Thursday, April 21, 2016

Briar Rose

Briar Rose
by Jane Yolen
Recommended Ages: 14+

Becca Berlin doesn't realize how little she knew about her grandma, affectionally known as Gemma, until the old lady dies, leaving her a box of mysterious documents and photographs, along with the weight of a promise to get to the bottom of Gemma's claim that she, Gemma, is the real Briar Rose - you know, from the story of Sleeping Beauty.

An investigative reporter for a left-wing newspaper, Becca is the right person for the job. When she follows the current of Gemma's disturbingly unique version of the classic fairy tale, it leads her to a small town in Poland haunted by guilt dating back to Hitler's holocaust, and a heartbreaking story told by an old man who was once imprisoned for being a homosexual.

The truth of what led Gemma to be convinced she was the sleeping princess is moving beyond belief, yet strangely believable.
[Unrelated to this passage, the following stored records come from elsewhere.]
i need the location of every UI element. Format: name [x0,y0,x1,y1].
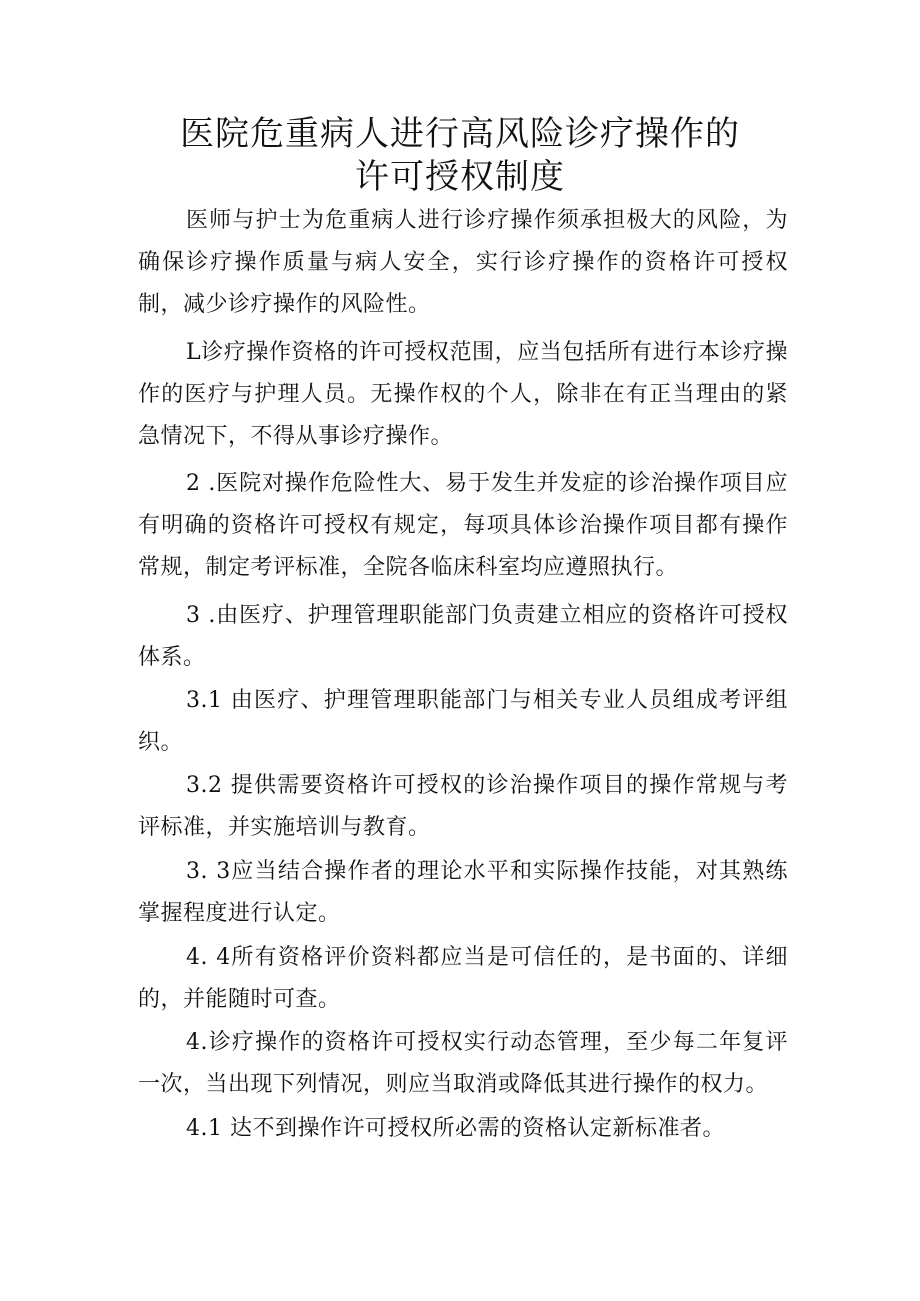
document-title-line-1: 医院危重病人进行高风险诊疗操作的 [180,114,740,154]
clause-3-2-paragraph: 3.2 提供需要资格许可授权的诊治操作项目的操作常规与考评标准，并实施培训与教育。 [138,773,788,840]
clause-3-1-paragraph: 3.1 由医疗、护理管理职能部门与相关专业人员组成考评组织。 [138,688,788,755]
clause-1-paragraph: L诊疗操作资格的许可授权范围，应当包括所有进行本诊疗操作的医疗与护理人员。无操作权的个人，除非在有正当理由的紧急情况下，不得从事诊疗操作。 [138,340,788,449]
clause-2-paragraph: 2 .医院对操作危险性大、易于发生并发症的诊治操作项目应有明确的资格许可授权有规定，每项具体诊治操作项目都有操作常规，制定考评标准，全院各临床科室均应遵照执行。 [138,471,788,580]
clause-4-1-paragraph: 4.1 达不到操作许可授权所必需的资格认定新标准者。 [186,1116,725,1141]
intro-paragraph: 医师与护士为危重病人进行诊疗操作须承担极大的风险，为确保诊疗操作质量与病人安全，实行诊疗操作的资格许可授权制，减少诊疗操作的风险性。 [138,208,788,317]
document-title-line-2: 许可授权制度 [355,157,565,197]
clause-3-3-paragraph: 3. 3应当结合操作者的理论水平和实际操作技能，对其熟练掌握程度进行认定。 [138,859,788,926]
clause-4-4-paragraph: 4. 4所有资格评价资料都应当是可信任的，是书面的、详细的，并能随时可查。 [138,945,788,1012]
clause-4-paragraph: 4.诊疗操作的资格许可授权实行动态管理，至少每二年复评一次，当出现下列情况，则应当取消或降低其进行操作的权力。 [138,1030,788,1097]
clause-3-paragraph: 3 .由医疗、护理管理职能部门负责建立相应的资格许可授权体系。 [138,603,788,670]
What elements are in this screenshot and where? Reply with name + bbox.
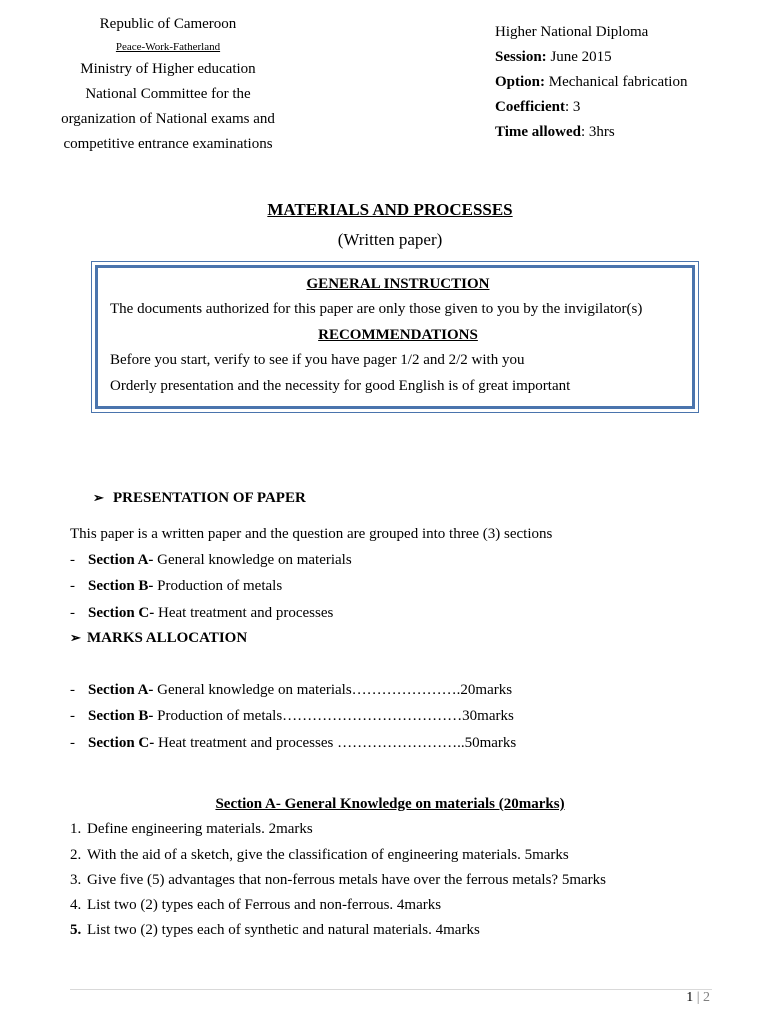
question-number: 5. — [70, 922, 82, 938]
question-text: List two (2) types each of Ferrous and non-ferrous. 4marks — [87, 897, 442, 913]
general-instruction-text: The documents authorized for this paper are only those given to you by the invigilator(s) — [110, 301, 643, 317]
list-item — [70, 605, 333, 622]
instruction-box-inner — [95, 265, 695, 409]
country-name: Republic of Cameroon — [99, 16, 237, 32]
question-item — [70, 922, 480, 939]
section-label: Section B- — [88, 708, 154, 724]
recommendations-heading: RECOMMENDATIONS — [318, 327, 478, 343]
committee-line-3: competitive entrance examinations — [63, 136, 273, 152]
ministry-name: Ministry of Higher education — [80, 61, 256, 77]
question-text: Define engineering materials. 2marks — [87, 821, 313, 837]
section-text: Production of metals — [153, 578, 283, 594]
arrow-bullet-icon: ➢ — [70, 630, 81, 645]
option-label: Option: — [495, 74, 546, 90]
paper-title: MATERIALS AND PROCESSES — [267, 200, 513, 219]
time-value: : 3hrs — [580, 124, 615, 140]
committee-line-1: National Committee for the — [85, 86, 251, 102]
time-label: Time allowed — [495, 124, 581, 140]
marks-heading-line — [70, 630, 247, 647]
diploma-name: Higher National Diploma — [495, 24, 649, 40]
section-text: Production of metals………………………………30marks — [153, 708, 514, 724]
session-label: Session: — [495, 49, 547, 65]
instruction-content — [110, 272, 686, 400]
question-item — [70, 872, 606, 889]
recommendation-2: Orderly presentation and the necessity for good English is of great important — [110, 378, 571, 394]
dash-bullet: - — [70, 708, 75, 724]
instruction-box — [91, 261, 699, 413]
question-text: Give five (5) advantages that non-ferrous metals have over the ferrous metals? 5marks — [87, 872, 606, 888]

This story of an investigative journalist discovering her own roots in a mass grave near a Nazi extermination camp is about as far from the source material as I reckon a modern update of a fairy tale could get. Yet in a series of just such stories by various authors, of which this book was originally a part, this is by far the most acclaimed and enduring installment. It leaves behind echoes that may disturb your sleep several nights running - such as Gemma's statement that even dead people have a future so long as the living remember them and are moved to take action in memory of them - or the final paragraph of the author's note at the end of the book, in which she makes clear just what parts of it were fiction and which parts were real with a bluntness that left me emotionally overwhelmed.

If the dead indeed live not only in the hearts but also the actions of those who remember them, the lessons our civilization must learn from the holocaust may yet sink in. To ensure that happens, I strongly advise reading this book. If what Gemma says is true, it could change the world in a way that it still needs changing. Also, it's an excellent book, a book to be loved.

Jane Yolen is the very prolific author of the Pit Dragons quartet, the Young Merlin trilogy, the Tartan Magic trilogy, more than 20 "How Do Dinosaurs...?" stories, two Rock 'n' Roll Fairy Tales co-written with her son Adam Stemple, The Wizard of Washington Square, The Devil's Arithmetic, Sword of the Rightful King, A Plague of Unicorns, and many, many more. It's about time I went on a quest to read them all. Her author credits show her to be an authority on fairy tale lore; and this is not her only attempt to write a children's book that does justice to the horrors of the Holocaust. I mentally file her in a special category of great young adult authors such as Diana Wynne Jones, Joan Aiken, and Lloyd Alexander.